At 16 MHz and below, the MFJ-269 shows it as 0+0j. Above 16 MHz, some
reactance shows up... 2 ohms at 28 MHz, 3 ohms at 42 MHz, 4 ohms and
55 MHz, 8 ohms at 112 MHz, 10 ohms at 144 MHz, 12 ohms at 169 MHz.
The inductance of the shorted plug itself, and/or the length of the
N-to-BNC adapter on the analyzer, is having some effect. SWR remains
unreadably high: 31 up through VHF and 5 on 440. It's not the
highest-quality "short circuit" in the world, for certain, but at HF
and VHF it's close enough for our purposes here.

So... what do I conclude from this?

I conclude that at HF and VHF frequencies, if you accidentally short
your transmitter-to-antenna coaxial feedline (with a pin, nail, or a
loose strand of coax braid which "gets loose" inside a connector),
you're going to present your transmitter with an unrealistic load
(high, low, or nastily reactive) and that the power flow up the
feedline is going to stop at the short circuit.
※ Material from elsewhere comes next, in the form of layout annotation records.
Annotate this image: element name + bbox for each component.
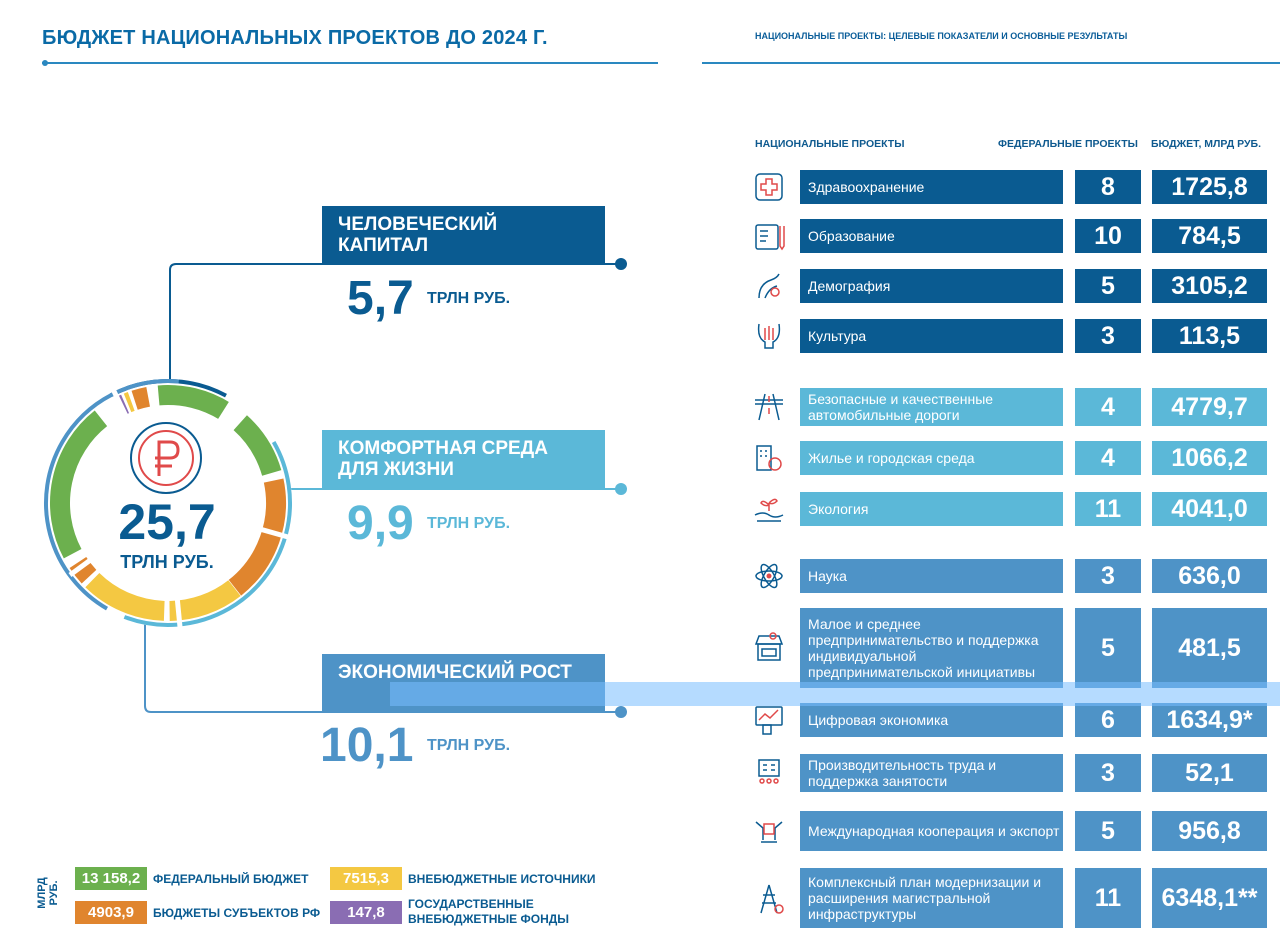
total-unit: ТРЛН РУБ. (120, 552, 214, 572)
health-cross-icon (755, 173, 783, 201)
ecology-sprout-icon (754, 498, 784, 522)
budget-value: 1634,9* (1152, 703, 1267, 737)
budget-value: 1725,8 (1152, 170, 1267, 204)
ruble-icon (130, 422, 202, 494)
page-title: БЮДЖЕТ НАЦИОНАЛЬНЫХ ПРОЕКТОВ ДО 2024 Г. (42, 27, 548, 49)
federal-count: 11 (1075, 868, 1141, 928)
export-hands-icon (755, 821, 783, 843)
budget-donut-chart (43, 378, 292, 628)
column-header-budget: БЮДЖЕТ, МЛРД РУБ. (1151, 138, 1261, 150)
federal-count: 5 (1075, 811, 1141, 851)
budget-value: 784,5 (1152, 219, 1267, 253)
project-name: Международная кооперация и экспорт (800, 811, 1063, 851)
education-book-icon (755, 224, 785, 251)
project-name: Наука (800, 559, 1063, 593)
group-unit: ТРЛН РУБ. (427, 737, 511, 754)
federal-count: 3 (1075, 319, 1141, 353)
legend-swatch-regional: 4903,9 (75, 901, 147, 924)
group-unit: ТРЛН РУБ. (427, 290, 511, 307)
budget-value: 481,5 (1152, 608, 1267, 688)
productivity-building-icon (758, 759, 780, 784)
project-name: Малое и среднее предпринимательство и по… (800, 608, 1063, 688)
legend-unit: МЛРД РУБ. (36, 868, 70, 918)
budget-value: 1066,2 (1152, 441, 1267, 475)
budget-value: 4779,7 (1152, 388, 1267, 426)
budget-value: 6348,1** (1152, 868, 1267, 928)
federal-count: 10 (1075, 219, 1141, 253)
federal-count: 11 (1075, 492, 1141, 526)
infrastructure-tower-icon (760, 884, 784, 914)
project-name: Производительность труда и поддержка зан… (800, 754, 1063, 792)
connector-lines (144, 258, 627, 718)
group-value: 10,1 (320, 719, 414, 772)
column-header-federal: ФЕДЕРАЛЬНЫЕ ПРОЕКТЫ (998, 138, 1138, 150)
project-name: Цифровая экономика (800, 703, 1063, 737)
culture-lyre-icon (757, 323, 781, 349)
subtitle-divider (702, 62, 1280, 64)
project-name: Демография (800, 269, 1063, 303)
divider-dot (42, 60, 48, 66)
budget-value: 636,0 (1152, 559, 1267, 593)
group-band-human-capital: ЧЕЛОВЕЧЕСКИЙ КАПИТАЛ (322, 206, 605, 264)
project-name: Культура (800, 319, 1063, 353)
selection-highlight (390, 682, 1280, 706)
group-title: ЧЕЛОВЕЧЕСКИЙ КАПИТАЛ (338, 214, 498, 256)
federal-count: 4 (1075, 441, 1141, 475)
legend-label-extrabudgetary: ВНЕБЮДЖЕТНЫЕ ИСТОЧНИКИ (408, 872, 596, 886)
federal-count: 3 (1075, 754, 1141, 792)
science-atom-icon (755, 563, 783, 589)
column-header-projects: НАЦИОНАЛЬНЫЕ ПРОЕКТЫ (755, 138, 905, 150)
project-name: Здравоохранение (800, 170, 1063, 204)
project-name: Жилье и городская среда (800, 441, 1063, 475)
group-unit: ТРЛН РУБ. (427, 515, 511, 532)
title-divider (42, 62, 658, 64)
housing-icon (756, 445, 782, 471)
road-icon (755, 393, 783, 421)
legend-unit-label: МЛРД РУБ. (36, 877, 60, 909)
legend-swatch-federal: 13 158,2 (75, 867, 147, 890)
legend-swatch-state-funds: 147,8 (330, 901, 402, 924)
federal-count: 4 (1075, 388, 1141, 426)
federal-count: 3 (1075, 559, 1141, 593)
demography-stork-icon (758, 273, 780, 299)
budget-value: 3105,2 (1152, 269, 1267, 303)
federal-count: 8 (1075, 170, 1141, 204)
total-value: 25,7 (118, 494, 216, 550)
page-subtitle: НАЦИОНАЛЬНЫЕ ПРОЕКТЫ: ЦЕЛЕВЫЕ ПОКАЗАТЕЛИ… (755, 31, 1128, 41)
group-band-comfortable-environment: КОМФОРТНАЯ СРЕДА ДЛЯ ЖИЗНИ (322, 430, 605, 488)
project-name: Безопасные и качественные автомобильные … (800, 388, 1063, 426)
budget-value: 113,5 (1152, 319, 1267, 353)
budget-value: 956,8 (1152, 811, 1267, 851)
federal-count: 5 (1075, 608, 1141, 688)
digital-economy-icon (755, 706, 783, 735)
budget-value: 52,1 (1152, 754, 1267, 792)
legend-label-regional: БЮДЖЕТЫ СУБЪЕКТОВ РФ (153, 906, 321, 920)
legend-label-state-funds: ГОСУДАРСТВЕННЫЕ ВНЕБЮДЖЕТНЫЕ ФОНДЫ (408, 897, 570, 926)
project-name: Экология (800, 492, 1063, 526)
legend-label-federal: ФЕДЕРАЛЬНЫЙ БЮДЖЕТ (153, 872, 309, 886)
group-value: 9,9 (347, 497, 414, 550)
budget-value: 4041,0 (1152, 492, 1267, 526)
group-value: 5,7 (347, 272, 414, 325)
project-name: Комплексный план модернизации и расширен… (800, 868, 1063, 928)
federal-count: 5 (1075, 269, 1141, 303)
group-title: ЭКОНОМИЧЕСКИЙ РОСТ (338, 662, 572, 683)
project-name: Образование (800, 219, 1063, 253)
legend-swatch-extrabudgetary: 7515,3 (330, 867, 402, 890)
small-business-shop-icon (754, 632, 784, 661)
group-title: КОМФОРТНАЯ СРЕДА ДЛЯ ЖИЗНИ (338, 438, 548, 480)
federal-count: 6 (1075, 703, 1141, 737)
Since no "short circuit" in the real world is going to have 0+0j
impedance, this isn't *absolutely* true, but you can probably consider
it to be *practically* true and correct at these frequencies, with
this sort of shorting.

I further conclude that with respect to the above, there's no 'magic'
about shorts which happen to occur at a quarter-wavelength distance
from the transmitter. In this situation, the transmitter will 'see'
something which behaves like a quarter-wavelength shorted stub... the
load further up the transmission line at the antenna remains
'invisible' to the transmitter.

At high-UHF and SHF/microwave frequencies, where a direct "short" is
likely to be a significant fraction of a wavelength, then the
additional reactance of the "short" will certainly affect how the
undesired connection affects what the transmitter "sees". It may
hurt, or help (helping to "tune out" reactance from the antenna
itself), or may be completely invisible. Allison is entirely correct
on this point, under these particular conditions.

--
Dave Platt AE6EO
Hosting the Jade Warrior home page: http://www.radagast.org/jade-warrior
I do _not_ wish to receive unsolicited commercial email, and I will
boycott any company which has the gall to send me such ads!

Even at 50 KW?
73, Steve, K,9.D;C'I

P.S. I suspect it is air line, no?
_____________

Yes. In the case of WJR, it was a length of 1-5/8" OD air-insulated rigid
line (20 foot standard lengths plus a custom length).